Fantastic weather here in Boquete!! T-shirt temps from early morning to evening, and
then a long sleeved shirt is all that is needed. My room ranges from 65 at night to 72 during
the day. The sun is hot, but the air is
always cool, but there is shade from the clouds for a few hours every day. There are strong gusty breezes nearly all day
every day during the early part of the dry season, particularly during January,
and still lasting into February. During
the dry season, there is often a light, misty rain from the clouds blowing over
the mountains from the Caribbean as they evaporate on the way down to the hot
lowlands. This misty rain is called the "Bajareque" (pronounced
ba-ha-re-kay), and it often produces wonderful rainbows.

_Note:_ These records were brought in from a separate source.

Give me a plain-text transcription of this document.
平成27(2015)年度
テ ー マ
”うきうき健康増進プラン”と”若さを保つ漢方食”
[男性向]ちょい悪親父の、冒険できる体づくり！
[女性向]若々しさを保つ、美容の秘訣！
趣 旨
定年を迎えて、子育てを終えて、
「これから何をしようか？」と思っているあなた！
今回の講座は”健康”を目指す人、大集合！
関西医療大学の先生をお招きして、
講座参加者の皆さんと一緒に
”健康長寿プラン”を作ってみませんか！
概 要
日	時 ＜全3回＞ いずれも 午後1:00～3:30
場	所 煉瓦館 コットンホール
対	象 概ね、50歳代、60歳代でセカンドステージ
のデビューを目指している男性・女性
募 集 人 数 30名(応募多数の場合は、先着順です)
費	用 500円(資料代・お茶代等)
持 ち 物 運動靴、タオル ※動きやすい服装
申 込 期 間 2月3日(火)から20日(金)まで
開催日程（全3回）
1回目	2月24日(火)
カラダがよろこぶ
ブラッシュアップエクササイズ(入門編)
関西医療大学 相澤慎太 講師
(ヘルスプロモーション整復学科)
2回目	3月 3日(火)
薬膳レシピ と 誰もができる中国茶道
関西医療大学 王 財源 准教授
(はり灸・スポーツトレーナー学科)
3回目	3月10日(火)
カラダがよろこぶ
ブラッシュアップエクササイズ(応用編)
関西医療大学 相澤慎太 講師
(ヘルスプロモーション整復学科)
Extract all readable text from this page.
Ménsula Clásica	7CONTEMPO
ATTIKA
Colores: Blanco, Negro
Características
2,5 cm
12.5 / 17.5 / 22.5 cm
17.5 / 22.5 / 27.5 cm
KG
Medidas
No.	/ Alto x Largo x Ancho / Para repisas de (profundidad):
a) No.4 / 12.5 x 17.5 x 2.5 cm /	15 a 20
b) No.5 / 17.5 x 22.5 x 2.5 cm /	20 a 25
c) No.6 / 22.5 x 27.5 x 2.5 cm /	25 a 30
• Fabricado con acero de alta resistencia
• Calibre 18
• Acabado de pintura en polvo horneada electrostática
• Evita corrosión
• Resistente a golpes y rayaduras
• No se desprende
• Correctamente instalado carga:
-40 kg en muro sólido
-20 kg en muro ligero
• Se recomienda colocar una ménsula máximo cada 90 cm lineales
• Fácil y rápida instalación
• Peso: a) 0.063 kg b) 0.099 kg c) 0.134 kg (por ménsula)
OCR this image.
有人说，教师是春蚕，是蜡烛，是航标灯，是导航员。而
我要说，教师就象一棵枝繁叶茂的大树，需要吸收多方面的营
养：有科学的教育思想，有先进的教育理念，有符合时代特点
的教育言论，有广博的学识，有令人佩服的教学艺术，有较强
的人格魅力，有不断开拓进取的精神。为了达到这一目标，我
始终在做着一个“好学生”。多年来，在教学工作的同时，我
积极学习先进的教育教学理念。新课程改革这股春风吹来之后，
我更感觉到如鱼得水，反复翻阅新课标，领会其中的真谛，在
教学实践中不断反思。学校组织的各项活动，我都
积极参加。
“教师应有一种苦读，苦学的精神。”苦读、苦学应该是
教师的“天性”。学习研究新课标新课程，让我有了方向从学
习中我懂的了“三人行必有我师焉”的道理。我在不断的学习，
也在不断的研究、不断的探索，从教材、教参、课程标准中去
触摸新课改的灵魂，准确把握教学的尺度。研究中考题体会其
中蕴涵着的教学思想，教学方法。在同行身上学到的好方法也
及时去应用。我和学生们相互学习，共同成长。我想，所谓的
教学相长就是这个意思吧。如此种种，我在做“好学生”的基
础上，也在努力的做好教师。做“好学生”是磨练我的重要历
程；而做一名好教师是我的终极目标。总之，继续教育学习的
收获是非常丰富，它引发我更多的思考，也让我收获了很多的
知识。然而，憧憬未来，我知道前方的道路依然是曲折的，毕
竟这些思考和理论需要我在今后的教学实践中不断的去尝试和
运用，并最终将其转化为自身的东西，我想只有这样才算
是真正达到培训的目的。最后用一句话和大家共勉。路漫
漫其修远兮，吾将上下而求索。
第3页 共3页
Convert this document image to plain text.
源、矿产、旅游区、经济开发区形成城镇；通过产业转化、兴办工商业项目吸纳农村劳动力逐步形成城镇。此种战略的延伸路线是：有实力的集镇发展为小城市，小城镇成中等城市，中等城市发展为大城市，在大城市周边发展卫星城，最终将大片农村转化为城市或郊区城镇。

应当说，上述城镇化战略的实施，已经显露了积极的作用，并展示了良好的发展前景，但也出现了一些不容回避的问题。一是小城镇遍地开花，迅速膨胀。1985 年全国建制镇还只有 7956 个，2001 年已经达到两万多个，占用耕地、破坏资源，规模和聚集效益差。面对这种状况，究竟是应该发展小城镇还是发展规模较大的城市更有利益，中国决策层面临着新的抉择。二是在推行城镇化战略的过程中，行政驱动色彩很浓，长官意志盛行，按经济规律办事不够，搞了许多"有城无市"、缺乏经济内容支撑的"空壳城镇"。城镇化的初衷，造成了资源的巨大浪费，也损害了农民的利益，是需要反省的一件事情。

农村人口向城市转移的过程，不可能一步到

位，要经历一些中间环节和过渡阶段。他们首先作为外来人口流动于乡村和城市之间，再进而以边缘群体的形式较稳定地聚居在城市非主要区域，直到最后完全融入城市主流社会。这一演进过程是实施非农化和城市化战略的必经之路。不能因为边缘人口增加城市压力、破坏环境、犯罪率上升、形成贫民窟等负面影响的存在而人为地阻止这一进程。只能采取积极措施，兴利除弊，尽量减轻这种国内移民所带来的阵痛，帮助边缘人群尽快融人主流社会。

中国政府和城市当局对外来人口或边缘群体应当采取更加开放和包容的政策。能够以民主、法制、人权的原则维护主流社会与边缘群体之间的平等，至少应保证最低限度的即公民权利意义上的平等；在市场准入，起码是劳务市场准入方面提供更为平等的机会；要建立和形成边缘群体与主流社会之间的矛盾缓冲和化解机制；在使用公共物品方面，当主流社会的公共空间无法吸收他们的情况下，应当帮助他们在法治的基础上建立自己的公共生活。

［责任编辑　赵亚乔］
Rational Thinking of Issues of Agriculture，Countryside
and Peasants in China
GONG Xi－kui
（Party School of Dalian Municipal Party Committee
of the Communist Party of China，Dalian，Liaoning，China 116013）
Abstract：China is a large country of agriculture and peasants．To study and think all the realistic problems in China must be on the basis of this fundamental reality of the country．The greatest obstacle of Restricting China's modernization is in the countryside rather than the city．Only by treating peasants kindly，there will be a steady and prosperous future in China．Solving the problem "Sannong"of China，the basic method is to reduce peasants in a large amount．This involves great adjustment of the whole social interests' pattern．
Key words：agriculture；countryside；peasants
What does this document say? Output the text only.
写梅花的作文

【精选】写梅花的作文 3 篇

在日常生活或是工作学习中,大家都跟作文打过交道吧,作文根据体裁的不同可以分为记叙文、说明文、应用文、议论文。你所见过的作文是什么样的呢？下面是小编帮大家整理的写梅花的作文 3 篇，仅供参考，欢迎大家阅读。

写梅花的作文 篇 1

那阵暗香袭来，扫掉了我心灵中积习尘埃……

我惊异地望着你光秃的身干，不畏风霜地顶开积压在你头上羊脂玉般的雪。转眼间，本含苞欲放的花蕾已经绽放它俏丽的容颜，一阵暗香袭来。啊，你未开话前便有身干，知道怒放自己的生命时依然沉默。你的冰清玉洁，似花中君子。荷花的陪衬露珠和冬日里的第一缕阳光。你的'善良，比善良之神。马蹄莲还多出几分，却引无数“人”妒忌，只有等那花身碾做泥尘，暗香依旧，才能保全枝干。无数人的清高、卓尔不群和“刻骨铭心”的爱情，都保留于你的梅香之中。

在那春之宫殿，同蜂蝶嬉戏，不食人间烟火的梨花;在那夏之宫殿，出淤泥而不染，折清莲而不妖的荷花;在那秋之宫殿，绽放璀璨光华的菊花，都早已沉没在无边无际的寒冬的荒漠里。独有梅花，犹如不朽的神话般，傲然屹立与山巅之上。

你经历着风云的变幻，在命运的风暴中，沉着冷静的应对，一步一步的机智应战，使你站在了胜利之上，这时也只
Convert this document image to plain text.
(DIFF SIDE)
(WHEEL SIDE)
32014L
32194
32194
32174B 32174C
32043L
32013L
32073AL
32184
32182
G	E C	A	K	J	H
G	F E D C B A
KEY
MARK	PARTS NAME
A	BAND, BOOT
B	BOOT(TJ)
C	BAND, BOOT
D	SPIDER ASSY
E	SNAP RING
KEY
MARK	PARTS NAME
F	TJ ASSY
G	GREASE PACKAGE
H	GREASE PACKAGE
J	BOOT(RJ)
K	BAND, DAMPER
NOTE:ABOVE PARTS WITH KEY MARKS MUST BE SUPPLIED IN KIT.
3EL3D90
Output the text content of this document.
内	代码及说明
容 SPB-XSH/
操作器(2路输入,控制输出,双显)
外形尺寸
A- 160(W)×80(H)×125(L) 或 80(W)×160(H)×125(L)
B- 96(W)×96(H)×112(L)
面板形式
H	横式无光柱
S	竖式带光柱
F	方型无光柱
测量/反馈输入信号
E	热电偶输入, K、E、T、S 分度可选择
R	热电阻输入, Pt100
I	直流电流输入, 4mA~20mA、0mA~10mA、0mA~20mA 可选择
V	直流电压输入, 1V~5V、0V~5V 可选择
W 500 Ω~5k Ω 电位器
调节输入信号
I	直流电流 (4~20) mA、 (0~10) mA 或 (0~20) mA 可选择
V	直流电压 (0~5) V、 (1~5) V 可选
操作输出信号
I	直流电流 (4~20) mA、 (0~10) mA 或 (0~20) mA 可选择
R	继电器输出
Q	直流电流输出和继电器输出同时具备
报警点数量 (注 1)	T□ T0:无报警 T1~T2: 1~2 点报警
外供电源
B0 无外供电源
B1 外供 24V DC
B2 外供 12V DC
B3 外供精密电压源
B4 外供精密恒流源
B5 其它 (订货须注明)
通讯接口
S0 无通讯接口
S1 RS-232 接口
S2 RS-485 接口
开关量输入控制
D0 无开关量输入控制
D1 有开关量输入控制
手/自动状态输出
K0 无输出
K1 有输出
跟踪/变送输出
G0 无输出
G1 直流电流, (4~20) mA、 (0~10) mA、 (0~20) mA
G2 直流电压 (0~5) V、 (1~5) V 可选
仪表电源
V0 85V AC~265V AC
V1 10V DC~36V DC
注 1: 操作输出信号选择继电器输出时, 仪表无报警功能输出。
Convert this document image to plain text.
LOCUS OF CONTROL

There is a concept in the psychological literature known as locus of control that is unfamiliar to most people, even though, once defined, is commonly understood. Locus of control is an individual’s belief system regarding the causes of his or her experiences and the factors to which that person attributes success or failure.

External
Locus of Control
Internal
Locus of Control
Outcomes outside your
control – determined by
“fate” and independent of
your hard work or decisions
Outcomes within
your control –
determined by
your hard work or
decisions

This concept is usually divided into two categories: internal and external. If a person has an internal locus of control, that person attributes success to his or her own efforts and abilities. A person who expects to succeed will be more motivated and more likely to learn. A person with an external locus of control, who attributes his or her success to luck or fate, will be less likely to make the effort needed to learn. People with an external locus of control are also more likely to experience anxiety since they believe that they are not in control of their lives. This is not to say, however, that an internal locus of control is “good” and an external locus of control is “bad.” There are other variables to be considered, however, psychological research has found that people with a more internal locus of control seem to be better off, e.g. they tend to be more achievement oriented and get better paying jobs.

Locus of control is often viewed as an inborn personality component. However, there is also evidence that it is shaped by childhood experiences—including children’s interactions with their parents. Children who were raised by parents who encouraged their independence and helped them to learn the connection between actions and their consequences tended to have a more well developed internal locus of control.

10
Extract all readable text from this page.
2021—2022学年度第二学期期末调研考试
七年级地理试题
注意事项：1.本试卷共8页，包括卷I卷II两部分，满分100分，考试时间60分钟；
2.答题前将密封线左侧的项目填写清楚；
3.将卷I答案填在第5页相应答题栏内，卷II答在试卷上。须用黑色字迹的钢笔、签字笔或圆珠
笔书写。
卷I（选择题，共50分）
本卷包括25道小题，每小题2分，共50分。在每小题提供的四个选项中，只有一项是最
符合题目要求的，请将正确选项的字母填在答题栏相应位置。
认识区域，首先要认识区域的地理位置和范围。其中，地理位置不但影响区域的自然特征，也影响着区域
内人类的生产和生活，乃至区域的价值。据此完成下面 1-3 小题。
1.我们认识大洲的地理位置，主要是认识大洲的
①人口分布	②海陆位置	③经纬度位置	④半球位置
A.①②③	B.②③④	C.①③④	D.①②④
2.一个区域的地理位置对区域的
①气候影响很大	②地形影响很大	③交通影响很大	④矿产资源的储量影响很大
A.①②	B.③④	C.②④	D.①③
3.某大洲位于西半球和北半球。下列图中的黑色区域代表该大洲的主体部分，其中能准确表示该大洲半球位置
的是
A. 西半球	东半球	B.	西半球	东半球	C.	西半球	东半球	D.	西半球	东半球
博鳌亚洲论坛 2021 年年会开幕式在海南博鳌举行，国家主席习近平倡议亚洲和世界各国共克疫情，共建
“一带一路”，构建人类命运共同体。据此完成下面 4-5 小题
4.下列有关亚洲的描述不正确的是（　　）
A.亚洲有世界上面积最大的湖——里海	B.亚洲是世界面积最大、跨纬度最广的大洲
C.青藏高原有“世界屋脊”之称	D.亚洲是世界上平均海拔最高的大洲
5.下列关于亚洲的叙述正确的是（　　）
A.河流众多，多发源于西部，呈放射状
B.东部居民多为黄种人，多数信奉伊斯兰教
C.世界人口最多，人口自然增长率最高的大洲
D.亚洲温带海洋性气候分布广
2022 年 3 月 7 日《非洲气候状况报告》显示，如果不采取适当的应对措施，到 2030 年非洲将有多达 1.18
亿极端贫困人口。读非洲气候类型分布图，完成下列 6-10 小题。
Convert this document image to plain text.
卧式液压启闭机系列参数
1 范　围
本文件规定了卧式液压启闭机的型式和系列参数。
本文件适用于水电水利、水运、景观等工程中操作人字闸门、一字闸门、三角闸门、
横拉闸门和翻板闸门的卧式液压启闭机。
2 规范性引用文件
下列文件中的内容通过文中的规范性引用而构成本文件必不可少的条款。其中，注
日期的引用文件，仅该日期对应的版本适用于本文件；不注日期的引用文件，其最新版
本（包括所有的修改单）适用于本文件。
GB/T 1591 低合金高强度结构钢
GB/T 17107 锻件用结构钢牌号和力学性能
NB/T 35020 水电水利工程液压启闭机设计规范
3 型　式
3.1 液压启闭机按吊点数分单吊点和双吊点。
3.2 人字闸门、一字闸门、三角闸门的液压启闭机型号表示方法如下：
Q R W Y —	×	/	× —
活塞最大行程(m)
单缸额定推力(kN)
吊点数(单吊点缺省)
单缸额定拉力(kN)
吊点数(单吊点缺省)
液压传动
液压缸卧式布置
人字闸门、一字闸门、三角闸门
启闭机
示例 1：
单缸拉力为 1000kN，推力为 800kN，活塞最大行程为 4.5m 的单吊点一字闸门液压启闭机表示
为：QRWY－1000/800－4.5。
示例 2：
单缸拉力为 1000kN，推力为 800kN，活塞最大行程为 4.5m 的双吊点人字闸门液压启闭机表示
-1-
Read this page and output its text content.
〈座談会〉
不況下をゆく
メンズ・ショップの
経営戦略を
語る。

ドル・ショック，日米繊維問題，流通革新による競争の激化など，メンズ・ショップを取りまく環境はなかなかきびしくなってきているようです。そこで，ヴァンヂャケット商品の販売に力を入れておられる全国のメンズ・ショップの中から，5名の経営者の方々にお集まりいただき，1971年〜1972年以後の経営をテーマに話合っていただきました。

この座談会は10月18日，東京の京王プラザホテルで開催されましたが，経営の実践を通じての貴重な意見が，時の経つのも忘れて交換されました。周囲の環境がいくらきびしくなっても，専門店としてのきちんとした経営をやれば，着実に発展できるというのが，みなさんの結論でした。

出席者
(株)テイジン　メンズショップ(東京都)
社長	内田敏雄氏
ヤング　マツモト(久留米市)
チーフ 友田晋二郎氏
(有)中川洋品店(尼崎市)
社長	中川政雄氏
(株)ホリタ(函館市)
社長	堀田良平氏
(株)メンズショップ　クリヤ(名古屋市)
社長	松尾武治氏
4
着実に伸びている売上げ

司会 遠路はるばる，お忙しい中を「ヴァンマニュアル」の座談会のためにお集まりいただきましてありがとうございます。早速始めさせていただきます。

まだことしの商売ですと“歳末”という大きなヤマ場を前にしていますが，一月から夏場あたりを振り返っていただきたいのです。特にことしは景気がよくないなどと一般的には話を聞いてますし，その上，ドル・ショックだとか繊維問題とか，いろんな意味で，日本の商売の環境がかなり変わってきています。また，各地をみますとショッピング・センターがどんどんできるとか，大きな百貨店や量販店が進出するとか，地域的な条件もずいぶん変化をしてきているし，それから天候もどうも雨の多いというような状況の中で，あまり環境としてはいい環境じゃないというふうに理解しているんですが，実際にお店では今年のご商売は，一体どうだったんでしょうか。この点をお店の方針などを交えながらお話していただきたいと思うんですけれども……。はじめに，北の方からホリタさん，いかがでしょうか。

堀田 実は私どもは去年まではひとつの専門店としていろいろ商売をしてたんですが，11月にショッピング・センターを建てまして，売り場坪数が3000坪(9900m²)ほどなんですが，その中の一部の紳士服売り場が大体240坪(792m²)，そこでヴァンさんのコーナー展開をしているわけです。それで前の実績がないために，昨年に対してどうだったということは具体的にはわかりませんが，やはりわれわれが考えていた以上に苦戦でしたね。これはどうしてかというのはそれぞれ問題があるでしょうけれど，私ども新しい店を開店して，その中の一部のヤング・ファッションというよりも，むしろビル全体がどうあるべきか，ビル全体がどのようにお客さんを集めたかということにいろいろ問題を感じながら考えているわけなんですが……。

I walk into town 2 or 3 times a day – it takes about ten minutes. I usually start the day with two scrambled
eggs with onions and tomatoes, and a HUGE cup of coffee and a couple pieces of
a local deep fried “bread” – all for $2.65!!
I’ve started buying groceries at the local supermarket (Romero
Supermercado), as well as small grocery stores (mercados), and will be eating
more of my meals at my studio apartment as time goes on.
The area is spectacularly beautiful, and the people, both
expats and local Panamanians, are warm and friendly. It looks like I made a good choice. I’m staying for two weeks in a modest studio unit here at Valle
Primavera, a low-key lodge / apartment complex in a residential
neighborhood. It consists one building
with two sleeping rooms, and another one with three studio apartments. The outside of the building and the pathways
are not completely finished, and it has lots of character./ Nieves, the lady who owns it, is delightful.
I have viewed one casita for a longer term rental, and
although it was nice, it is a few miles out of town to the south toward the
provincial capital of David (great name for a town!!)I would prefer to stay in the valley near the main
part of town, called Bajo Boquete. I have
a couple of people looking for other rentals for me, and hope to move into a
more permanent rental situation within a couple of weeks.
I miss Sebastopol and my old friends and neighbors, but I
will not be lonely here. It's easy to
make new friends in Panama, and I'm sure I will feel like this is my home very
quickly, especially after I move into a longer term rental “casita.”
I’ve met several woodworkers ranging from
carpenters/contractors to furniture makers and hobby woodworkers during my
first week here, and already have several leads on sharing shop space.